Yaz Chapman, una madre de 34 años de Inglaterra, sufre de un trastorno alimenticio que le genera un antojo incontrolable de comer sustancias no comestibles. Su adicción al papel, que incluye cartas y facturas, se desató en 2015 y pone de relieve una condición médica poco conocida.
Para la mayoría, el correo que llega a casa contiene facturas o correspondencia. Para Yaz Chapman, una madre de 34 años de Hampshire, Inglaterra, a menudo es el menú del día. Desde su primer embarazo en 2015, desarrolló una inusual adicción a comer papel, un hábito que la lleva a consumir hasta 10 hojas tamaño A4 al día.

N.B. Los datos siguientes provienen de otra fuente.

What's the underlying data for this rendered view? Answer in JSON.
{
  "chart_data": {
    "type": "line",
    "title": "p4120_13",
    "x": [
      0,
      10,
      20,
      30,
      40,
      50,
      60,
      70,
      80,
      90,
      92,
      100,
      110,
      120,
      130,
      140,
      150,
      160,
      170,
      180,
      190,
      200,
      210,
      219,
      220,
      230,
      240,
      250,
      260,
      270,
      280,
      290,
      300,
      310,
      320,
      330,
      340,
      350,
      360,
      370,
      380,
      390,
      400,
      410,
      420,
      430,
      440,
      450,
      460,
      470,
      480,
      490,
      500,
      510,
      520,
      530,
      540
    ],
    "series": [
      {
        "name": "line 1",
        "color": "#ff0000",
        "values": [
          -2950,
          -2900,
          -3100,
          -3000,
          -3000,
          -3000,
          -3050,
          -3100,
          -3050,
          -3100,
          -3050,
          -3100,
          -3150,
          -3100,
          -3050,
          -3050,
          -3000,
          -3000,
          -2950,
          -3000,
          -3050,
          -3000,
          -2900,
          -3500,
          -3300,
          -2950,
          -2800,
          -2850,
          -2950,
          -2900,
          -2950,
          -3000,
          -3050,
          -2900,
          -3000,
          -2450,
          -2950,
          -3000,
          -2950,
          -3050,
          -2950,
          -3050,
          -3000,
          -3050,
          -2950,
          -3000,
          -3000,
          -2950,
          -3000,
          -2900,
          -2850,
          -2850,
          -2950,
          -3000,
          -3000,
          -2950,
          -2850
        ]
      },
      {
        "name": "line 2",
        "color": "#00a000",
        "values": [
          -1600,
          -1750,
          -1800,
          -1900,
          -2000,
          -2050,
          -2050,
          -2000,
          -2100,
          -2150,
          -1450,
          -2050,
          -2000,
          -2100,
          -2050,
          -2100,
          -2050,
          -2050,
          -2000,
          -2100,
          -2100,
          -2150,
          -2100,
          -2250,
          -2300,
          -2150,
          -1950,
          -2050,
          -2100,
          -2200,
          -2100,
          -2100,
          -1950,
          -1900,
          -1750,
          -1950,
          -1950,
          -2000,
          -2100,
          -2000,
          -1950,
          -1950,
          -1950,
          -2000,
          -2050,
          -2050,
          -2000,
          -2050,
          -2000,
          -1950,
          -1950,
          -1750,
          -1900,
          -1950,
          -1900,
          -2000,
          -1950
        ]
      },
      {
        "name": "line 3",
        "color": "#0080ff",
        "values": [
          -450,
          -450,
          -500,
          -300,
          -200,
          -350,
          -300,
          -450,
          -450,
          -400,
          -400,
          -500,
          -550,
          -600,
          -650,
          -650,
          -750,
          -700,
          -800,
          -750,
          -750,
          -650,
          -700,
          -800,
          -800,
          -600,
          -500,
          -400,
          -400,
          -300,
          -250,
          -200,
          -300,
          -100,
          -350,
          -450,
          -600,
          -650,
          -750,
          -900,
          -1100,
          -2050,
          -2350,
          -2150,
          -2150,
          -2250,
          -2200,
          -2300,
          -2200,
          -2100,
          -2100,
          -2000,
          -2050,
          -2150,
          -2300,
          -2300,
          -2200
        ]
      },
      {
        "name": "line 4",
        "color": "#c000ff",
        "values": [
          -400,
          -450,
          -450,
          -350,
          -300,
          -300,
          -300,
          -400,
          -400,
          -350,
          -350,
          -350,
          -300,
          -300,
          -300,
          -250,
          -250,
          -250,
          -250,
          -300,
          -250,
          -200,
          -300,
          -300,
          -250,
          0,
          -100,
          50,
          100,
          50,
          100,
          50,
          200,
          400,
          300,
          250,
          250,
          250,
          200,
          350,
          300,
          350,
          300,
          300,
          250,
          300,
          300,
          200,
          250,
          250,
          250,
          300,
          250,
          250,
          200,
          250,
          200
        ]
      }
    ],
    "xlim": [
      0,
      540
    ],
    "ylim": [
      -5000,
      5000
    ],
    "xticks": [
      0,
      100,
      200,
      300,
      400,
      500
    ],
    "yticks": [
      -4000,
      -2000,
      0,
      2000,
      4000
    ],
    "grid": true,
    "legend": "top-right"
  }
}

«Doblo el papel por la mitad, lo rompo en tiras, lo guardo en mi bolsillo y luego lo mastico como si fuera espagueti», explica. Su caso no es una simple excentricidad, sino el síntoma de un trastorno alimenticio conocido como Pica, que provoca el deseo compulsivo de ingerir sustancias no nutritivas.
El origen de un antojo inusual
Aunque Yaz fue diagnosticada con Pica a los cuatro años por intentar comer tiza y talco, fue durante la gestación de su primer hijo cuando el papel se convirtió en su principal objeto de deseo. Asegura que los antojos eran tan intensos como los de cualquier mujer embarazada por un dulce, pero en su caso, el objetivo era una hoja de papel.
«Ciertos papeles tienen diferente sabor y textura. Algunas hojas son demasiado brillantes, demasiado gruesas o tienen un gusto extraño si llevan mucha tinta, pero si es una carta escrita a máquina, entonces me la como», detalla. La obsesión es tal que ha probado con papel comestible de repostería, pero afirma que no le produce la misma satisfacción.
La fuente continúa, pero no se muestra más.